Oregon historian, administrator (1873–1969)

Burt Brown Barker (November 3, 1873 – January 29, 1969) was a lawyer, arts advocate, university administrator, federal program administrator, regional historian and preservationist. Over the course of his long life he extensively researched the people and places of his home state and was described as the "grand old man of Oregon history."

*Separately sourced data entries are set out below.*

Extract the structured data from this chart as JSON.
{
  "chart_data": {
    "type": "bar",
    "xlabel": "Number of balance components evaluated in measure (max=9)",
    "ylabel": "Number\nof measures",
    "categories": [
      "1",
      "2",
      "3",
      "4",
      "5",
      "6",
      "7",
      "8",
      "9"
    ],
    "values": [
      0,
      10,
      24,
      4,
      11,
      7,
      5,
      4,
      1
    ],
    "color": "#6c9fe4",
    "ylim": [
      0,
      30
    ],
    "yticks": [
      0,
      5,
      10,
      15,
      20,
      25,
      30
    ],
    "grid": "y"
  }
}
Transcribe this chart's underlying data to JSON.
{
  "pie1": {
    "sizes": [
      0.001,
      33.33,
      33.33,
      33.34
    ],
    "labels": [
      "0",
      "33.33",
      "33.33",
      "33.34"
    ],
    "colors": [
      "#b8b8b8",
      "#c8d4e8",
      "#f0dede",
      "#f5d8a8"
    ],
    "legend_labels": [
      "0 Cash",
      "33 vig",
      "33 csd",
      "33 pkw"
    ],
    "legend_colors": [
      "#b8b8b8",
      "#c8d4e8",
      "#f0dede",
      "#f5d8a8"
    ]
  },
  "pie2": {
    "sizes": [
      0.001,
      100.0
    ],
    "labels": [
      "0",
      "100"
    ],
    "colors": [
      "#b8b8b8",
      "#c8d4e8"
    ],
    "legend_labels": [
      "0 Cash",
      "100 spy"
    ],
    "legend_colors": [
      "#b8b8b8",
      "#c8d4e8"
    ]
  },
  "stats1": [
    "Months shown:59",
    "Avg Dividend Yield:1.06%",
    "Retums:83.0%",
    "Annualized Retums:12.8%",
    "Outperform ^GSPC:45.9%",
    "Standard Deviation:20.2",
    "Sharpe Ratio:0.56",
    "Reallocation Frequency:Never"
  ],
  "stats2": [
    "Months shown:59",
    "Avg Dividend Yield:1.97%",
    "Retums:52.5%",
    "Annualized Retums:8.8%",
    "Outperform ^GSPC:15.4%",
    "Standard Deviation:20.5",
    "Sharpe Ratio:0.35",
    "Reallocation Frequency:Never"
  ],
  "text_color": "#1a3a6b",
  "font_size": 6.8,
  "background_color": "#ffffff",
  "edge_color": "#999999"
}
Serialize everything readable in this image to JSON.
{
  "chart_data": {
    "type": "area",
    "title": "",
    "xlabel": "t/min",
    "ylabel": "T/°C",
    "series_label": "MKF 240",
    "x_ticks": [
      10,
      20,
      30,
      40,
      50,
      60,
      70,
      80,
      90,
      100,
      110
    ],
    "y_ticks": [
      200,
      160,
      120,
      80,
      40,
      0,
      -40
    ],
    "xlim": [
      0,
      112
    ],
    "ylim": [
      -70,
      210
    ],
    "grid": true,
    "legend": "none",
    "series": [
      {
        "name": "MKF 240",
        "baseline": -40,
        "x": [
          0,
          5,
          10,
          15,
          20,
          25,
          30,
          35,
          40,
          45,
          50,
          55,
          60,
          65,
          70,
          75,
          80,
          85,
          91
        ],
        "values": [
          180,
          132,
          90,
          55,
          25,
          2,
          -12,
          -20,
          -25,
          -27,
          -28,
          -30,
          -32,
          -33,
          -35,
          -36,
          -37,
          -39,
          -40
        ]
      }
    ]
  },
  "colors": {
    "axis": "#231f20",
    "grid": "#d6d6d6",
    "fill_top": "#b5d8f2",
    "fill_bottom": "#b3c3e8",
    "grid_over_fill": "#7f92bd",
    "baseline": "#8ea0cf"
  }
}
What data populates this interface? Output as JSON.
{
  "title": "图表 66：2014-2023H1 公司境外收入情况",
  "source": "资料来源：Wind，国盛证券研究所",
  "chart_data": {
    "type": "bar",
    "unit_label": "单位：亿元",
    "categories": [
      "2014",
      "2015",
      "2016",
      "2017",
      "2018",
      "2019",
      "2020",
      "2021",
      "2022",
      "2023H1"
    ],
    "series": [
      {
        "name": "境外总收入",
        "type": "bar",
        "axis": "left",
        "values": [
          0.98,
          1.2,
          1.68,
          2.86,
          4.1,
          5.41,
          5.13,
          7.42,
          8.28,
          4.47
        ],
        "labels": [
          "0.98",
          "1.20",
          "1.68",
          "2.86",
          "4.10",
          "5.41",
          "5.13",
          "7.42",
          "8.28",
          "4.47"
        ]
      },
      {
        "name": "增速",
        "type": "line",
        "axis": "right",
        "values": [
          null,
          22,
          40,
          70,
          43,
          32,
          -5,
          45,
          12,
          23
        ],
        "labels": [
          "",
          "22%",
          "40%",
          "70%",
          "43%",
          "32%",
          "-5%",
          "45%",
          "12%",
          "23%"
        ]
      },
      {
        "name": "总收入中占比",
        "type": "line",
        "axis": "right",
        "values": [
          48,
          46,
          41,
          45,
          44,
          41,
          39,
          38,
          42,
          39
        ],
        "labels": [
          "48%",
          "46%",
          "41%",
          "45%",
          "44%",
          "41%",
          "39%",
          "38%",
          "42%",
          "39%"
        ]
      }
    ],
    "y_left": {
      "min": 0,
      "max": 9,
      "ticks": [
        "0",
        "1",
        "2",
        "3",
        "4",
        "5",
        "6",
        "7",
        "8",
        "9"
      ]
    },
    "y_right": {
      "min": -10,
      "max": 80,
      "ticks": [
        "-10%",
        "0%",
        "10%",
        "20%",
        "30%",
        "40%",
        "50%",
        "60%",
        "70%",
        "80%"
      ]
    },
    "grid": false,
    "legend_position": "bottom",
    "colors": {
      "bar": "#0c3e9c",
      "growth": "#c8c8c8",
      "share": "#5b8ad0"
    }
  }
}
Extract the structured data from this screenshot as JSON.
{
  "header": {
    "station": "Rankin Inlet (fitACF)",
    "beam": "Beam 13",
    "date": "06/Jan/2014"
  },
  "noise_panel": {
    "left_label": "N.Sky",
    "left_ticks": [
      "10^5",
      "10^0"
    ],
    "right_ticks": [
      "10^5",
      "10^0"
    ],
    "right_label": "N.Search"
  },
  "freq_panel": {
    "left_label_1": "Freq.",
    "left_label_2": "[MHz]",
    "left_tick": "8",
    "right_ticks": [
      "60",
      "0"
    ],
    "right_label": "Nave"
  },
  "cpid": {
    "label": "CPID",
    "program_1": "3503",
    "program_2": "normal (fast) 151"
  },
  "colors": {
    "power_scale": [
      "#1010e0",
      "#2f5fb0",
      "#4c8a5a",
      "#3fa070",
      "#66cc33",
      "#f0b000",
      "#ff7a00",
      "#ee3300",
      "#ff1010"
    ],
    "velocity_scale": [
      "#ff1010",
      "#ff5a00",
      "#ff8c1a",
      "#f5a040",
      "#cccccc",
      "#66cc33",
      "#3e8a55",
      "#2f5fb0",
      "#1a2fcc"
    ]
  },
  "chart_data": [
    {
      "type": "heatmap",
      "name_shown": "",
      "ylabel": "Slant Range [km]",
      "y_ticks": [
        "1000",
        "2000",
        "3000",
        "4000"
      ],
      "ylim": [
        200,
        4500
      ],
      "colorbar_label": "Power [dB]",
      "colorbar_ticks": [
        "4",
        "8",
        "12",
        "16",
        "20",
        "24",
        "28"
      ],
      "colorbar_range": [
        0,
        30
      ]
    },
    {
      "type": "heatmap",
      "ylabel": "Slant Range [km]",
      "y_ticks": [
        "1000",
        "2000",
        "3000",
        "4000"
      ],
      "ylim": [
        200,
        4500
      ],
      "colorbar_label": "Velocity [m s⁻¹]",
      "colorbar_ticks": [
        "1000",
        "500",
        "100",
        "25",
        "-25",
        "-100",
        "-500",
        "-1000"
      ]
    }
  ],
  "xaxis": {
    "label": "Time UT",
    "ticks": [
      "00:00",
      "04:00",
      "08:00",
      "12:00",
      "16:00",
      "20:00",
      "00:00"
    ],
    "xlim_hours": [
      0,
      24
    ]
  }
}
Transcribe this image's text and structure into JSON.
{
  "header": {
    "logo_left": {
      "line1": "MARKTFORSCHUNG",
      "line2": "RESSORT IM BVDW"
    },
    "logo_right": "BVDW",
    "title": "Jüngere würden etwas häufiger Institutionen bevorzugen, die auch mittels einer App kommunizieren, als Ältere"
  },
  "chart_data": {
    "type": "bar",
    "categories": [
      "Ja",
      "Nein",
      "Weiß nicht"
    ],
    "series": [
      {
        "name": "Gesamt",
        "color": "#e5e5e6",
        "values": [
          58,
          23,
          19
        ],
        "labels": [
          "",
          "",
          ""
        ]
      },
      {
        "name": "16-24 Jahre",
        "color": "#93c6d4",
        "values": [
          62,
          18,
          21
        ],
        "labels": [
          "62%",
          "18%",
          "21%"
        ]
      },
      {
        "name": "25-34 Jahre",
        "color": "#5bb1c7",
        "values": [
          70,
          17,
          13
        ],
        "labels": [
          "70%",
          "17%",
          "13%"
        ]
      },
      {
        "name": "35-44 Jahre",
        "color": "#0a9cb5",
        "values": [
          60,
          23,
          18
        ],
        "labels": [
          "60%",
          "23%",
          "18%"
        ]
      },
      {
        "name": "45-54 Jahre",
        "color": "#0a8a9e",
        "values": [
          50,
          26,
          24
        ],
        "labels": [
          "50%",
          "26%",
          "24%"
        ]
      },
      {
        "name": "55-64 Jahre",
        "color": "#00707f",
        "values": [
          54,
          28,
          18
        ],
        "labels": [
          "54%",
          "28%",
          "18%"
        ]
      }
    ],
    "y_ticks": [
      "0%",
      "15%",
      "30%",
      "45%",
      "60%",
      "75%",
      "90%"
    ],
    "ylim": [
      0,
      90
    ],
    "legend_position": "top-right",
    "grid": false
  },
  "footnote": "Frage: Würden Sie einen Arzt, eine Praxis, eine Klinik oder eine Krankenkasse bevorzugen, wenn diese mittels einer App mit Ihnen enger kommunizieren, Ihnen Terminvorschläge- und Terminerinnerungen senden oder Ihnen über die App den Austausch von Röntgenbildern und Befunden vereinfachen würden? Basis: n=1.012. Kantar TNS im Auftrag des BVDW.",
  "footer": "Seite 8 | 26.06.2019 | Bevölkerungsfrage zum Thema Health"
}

Born in Waitsburg, Washington, and raised in Salem in northwestern Oregon, Barker was a school friend of future U.S. president Herbert Hoover. Educated at Willamette University, University of Chicago, and Harvard Law School, Barker worked as a lawyer in Chicago and New York before he joined University of Oregon in 1928 as vice president and acting president. He was heavily involved in organizing and funding the creation of the campus' Dads' Gates. Barker commissioned or purchased the campus statue Pioneer Mother from artist Alexander Phimister Proctor. Pioneer Mother was either dedicated to or modeled after Barker's mother, Elvira Brown Matheny, who came to the Oregon Country by wagon train when she was three years old.

Barker served as the director of Region 16 for the Public Works of Art Project from 1933 to 1934, and director of the Federal Art Project office based in Portland. He was also a president of the Oregon Historical Society. Barker is noted as being the first person to obtain access to the records of the Hudson's Bay Company in London, which had previously been closed to researchers.

As a preservationist he was involved in conserving the Hoover–Minthorn House in Newberg (Hoover's childhood home), the Lee Parsonage and Jason Lee House at what is now the Willamette Heritage Center, and the Ox Barn at the Aurora Museum.

Barker retired from practice in 1938, died in 1969 at age 95, and was buried in the Riverview Cemetery Mausoleum. He was survived by his daughter Mrs. John Sprouse of Portland and sister Mrs. Blanche Walker of Tacoma.